Le Tribunal Administratif de Nantes statue sur une demande de suspension en référé d'un arrêté préfectoral relatif aux périodes de chasse au sanglier en Vendée. Le requérant s'étant désisté de sa demande principale de suspension, le juge donne acte de ce désistement et rejette sa demande indemnitaire.
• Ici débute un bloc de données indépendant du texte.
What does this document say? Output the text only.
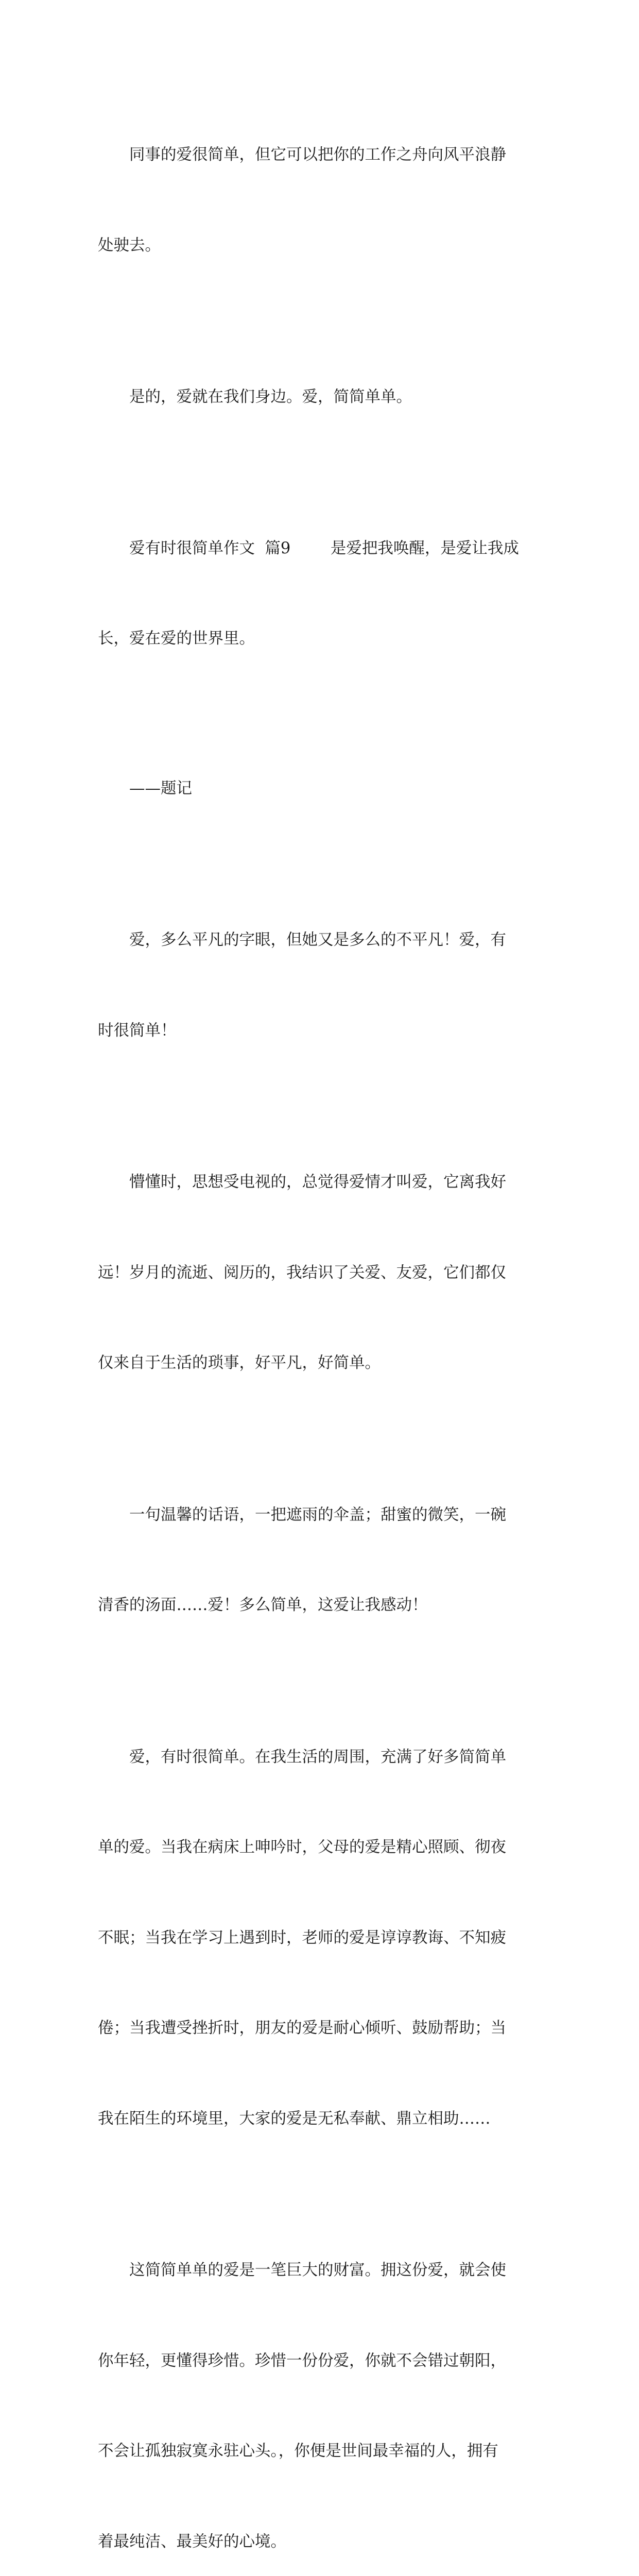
　　同事的爱很简单，但它可以把你的工作之舟向风平浪静

处驶去。

　　是的，爱就在我们身边。爱，简简单单。

　　爱有时很简单作文  篇9        是爱把我唤醒，是爱让我成

长，爱在爱的世界里。

　　——题记

　　爱，多么平凡的字眼，但她又是多么的不平凡！爱，有

时很简单！

　　懵懂时，思想受电视的，总觉得爱情才叫爱，它离我好

远！岁月的流逝、阅历的，我结识了关爱、友爱，它们都仅

仅来自于生活的琐事，好平凡，好简单。

　　一句温馨的话语，一把遮雨的伞盖；甜蜜的微笑，一碗

清香的汤面……爱！多么简单，这爱让我感动！

　　爱，有时很简单。在我生活的周围，充满了好多简简单

单的爱。当我在病床上呻吟时，父母的爱是精心照顾、彻夜

不眠；当我在学习上遇到时，老师的爱是谆谆教诲、不知疲

倦；当我遭受挫折时，朋友的爱是耐心倾听、鼓励帮助；当

我在陌生的环境里，大家的爱是无私奉献、鼎立相助……

　　这简简单单的爱是一笔巨大的财富。拥这份爱，就会使

你年轻，更懂得珍惜。珍惜一份份爱，你就不会错过朝阳，

不会让孤独寂寞永驻心头。，你便是世间最幸福的人，拥有

着最纯洁、最美好的心境。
La décision s'appuie sur les règles de procédure du référé administratif, notamment les articles L. 522-1 et L. 522-3 du code de justice administrative.
Texte intégral
Vu la procédure suivante :
Par une requête, enregistrée le 9 février 2026, M. A... B..., représenté par Me Rigal-Casta, demande au juge des référés :
1°) d’ordonner, sur le fondement des dispositions de l’article L. 521-1 du code de justice administrative, la suspension de l’exécution de l’arrêté du 19 mai 2025 relatif à l’ouverture et à la clôture de la chasse pour la campagne cynégétique 2025-2026 dans le département de la Vendée, en ce qu’il définit une période de chasse à tir du Sanglier étendue, de la clôture générale au 31 mars 2026, et une période de chasse « pour la protection des semis », du 1er avril au 31 mai 2026 ;
2°) de mettre à la charge de l’Etat la somme de 1 200 euros en application de l’article L. 761-1 du code de justice administrative.
Par un mémoire en défense, enregistré le 24 février 2026, le préfet de la Vendée conclut au rejet de la requête.
Par une intervention, enregistrée le 25 février 2026, la Fédération départementale des chasseurs de la Vendée (FDCV), représentée par Me Tessier, conclut au rejet de la requête et à ce que la somme de 1 500 euros soit mise à la charge du requérant sur le fondement de l’article L761-1 du code de la justice administrative.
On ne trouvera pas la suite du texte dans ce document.